Actually, there is an explanation for this and it is quite easy to "hide".
Lines 263-267 of serialize.h:
Code: Select all
inline void writeF1000(u8 *data, f32 i)
{
assert(i >= F1000_MIN && i <= F1000_MAX);
writeS32(data, i * FIXEDPOINT_FACTOR);
}
The assert above crashes the game.
But I see no reason for using "assert" because of the lines 35-43 of serialize.h:
// 0x7FFFFFFF / 1000.0f is not serializable.
// The limited float precision at this magnitude may cause the result to round
// to a greater value than can be represented by a 32 bit integer when increased
// by a factor of FIXEDPOINT_FACTOR. As a result, [F1000_MIN..F1000_MAX] does
// not represent the full range, but rather the largest safe range, of values on
// all supported architectures.

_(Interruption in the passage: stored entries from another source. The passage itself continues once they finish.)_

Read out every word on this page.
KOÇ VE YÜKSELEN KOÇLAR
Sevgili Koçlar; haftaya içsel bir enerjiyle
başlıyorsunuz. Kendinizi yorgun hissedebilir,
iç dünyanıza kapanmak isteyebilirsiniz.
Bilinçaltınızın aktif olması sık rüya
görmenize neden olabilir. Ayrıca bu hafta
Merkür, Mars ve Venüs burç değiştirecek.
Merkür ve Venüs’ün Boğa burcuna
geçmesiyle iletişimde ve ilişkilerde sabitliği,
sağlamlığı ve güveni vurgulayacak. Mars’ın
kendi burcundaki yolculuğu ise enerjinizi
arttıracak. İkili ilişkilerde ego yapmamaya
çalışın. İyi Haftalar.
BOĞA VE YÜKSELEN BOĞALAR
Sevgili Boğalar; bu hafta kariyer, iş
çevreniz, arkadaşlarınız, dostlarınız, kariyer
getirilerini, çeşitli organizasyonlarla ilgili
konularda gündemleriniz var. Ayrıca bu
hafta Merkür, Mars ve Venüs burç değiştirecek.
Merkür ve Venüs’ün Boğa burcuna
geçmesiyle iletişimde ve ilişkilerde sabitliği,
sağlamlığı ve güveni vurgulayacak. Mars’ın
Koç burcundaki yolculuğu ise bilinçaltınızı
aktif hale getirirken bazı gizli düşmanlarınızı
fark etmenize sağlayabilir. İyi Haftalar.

Note: This definition makes assumptions on
// platform float-to-int conversion behavior.
#define F1000_MIN ((float)(s32)((-0x7FFFFFFF - 1) / FIXEDPOINT_FACTOR))

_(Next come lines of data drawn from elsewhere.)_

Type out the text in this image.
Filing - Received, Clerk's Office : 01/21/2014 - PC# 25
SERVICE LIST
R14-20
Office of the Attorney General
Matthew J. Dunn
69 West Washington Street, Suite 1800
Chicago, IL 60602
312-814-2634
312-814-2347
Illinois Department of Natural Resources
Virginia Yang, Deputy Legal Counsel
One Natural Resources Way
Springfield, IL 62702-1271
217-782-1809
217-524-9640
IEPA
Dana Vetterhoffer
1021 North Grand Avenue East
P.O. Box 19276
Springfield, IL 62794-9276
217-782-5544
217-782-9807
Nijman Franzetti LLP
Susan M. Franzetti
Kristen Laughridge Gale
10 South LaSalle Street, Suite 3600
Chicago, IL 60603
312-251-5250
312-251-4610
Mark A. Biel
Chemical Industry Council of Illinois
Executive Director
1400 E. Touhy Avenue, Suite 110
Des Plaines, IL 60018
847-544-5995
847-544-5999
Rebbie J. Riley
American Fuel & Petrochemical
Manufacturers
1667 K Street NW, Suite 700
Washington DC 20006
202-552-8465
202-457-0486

#define F1000_MAX ((float)(s32)((0x7FFFFFFF) / FIXEDPOINT_FACTOR))
So, the game *knows* there may be values outside the range, but uses assert instead of a simple check nevertheless.
That results in a crash instead of error/warning.
Thus, the first step would be to change the code above to throw warning/error instead of asserting the range.
The second step would be to ensure that there's no numbers smaller than F1000_MIN or bigger that F1000_MAX in your Lua code.
BTW, that assertion is something that was added quite recently (a month or so) as Magichet does not contain that check and I've seen no consequences yet.
(I hope, me mentioning MCG won't be treated as the ads of sorts yet another time. My intentions are pure "comparative" and "bug-tracking").